Because until now we lived in the United States of America where Americans had freedom to chose to go into debt.

If you want to live under a dictatorship then we are no longer the US.

Trump wants more Trump Universities that's his goal nothing more nothing less. It's all about the money flowing to him.


Fine. Go into debt. But don't expect the taxpayers to bail you out. And government, universities and parents should be making it clear to kids that X amount of money for Y degree will most likely leave you with crushing debt. No one was saying any of that.
Anonymous
Anonymous wrote:
Anonymous wrote:We are idiots if we starve the liberal arts. The obsession with creating worker bees for companies instead of fostering a well-rounded education is bonkers.

The well rounded education doesn’t disappear. Students still need liberal arts requirements to graduate. It just means there’ll be less people who leave undergrad without jobs. If the colleges are upset about this, they should lower their costs.

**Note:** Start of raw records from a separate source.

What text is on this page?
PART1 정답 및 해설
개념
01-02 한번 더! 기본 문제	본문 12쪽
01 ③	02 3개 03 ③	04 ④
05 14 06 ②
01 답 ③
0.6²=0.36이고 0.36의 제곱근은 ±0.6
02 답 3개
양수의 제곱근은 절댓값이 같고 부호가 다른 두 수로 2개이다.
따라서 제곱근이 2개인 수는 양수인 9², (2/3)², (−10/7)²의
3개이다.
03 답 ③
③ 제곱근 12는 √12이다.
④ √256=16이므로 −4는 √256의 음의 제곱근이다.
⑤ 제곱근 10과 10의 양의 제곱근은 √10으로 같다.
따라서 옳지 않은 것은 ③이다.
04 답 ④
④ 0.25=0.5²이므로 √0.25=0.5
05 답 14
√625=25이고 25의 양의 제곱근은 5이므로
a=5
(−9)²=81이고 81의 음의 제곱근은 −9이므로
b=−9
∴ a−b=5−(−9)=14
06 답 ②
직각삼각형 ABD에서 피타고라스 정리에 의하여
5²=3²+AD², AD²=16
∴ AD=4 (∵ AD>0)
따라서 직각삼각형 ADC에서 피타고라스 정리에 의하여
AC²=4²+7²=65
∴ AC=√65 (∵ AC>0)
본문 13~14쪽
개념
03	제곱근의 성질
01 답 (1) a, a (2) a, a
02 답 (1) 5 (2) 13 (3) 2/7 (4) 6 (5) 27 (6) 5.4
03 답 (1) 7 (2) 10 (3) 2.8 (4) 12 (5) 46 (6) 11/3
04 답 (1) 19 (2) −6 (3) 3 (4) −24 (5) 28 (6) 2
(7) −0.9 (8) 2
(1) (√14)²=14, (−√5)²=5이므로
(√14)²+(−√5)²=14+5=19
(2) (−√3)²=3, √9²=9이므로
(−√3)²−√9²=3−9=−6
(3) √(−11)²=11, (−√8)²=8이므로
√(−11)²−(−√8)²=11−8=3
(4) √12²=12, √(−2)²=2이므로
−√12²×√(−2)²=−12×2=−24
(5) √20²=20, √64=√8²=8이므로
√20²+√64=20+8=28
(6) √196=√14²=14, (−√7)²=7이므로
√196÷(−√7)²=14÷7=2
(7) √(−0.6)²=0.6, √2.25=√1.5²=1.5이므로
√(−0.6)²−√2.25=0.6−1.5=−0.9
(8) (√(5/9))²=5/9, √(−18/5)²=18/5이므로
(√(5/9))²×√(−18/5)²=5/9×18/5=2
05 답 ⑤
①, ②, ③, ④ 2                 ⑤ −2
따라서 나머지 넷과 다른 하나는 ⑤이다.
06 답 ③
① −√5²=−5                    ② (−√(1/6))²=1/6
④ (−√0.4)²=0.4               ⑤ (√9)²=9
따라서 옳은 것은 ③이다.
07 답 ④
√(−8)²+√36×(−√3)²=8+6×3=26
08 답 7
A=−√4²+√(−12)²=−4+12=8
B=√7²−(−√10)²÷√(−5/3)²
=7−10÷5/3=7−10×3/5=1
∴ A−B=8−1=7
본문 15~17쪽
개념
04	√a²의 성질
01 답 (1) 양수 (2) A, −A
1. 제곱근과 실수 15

If they get rid of the liberal arts majors, then the liberal arts professors are going to leave — so who is going to teach the liberal arts course that required to graduate?
Anonymous
The issue with student loans is not that people can’t find jobs — it’s that the terms of the loans prohibit people who HAVE jobs from paying them off. What we really need is loan reform that enables people to reasonably pay off their loan in 25 years.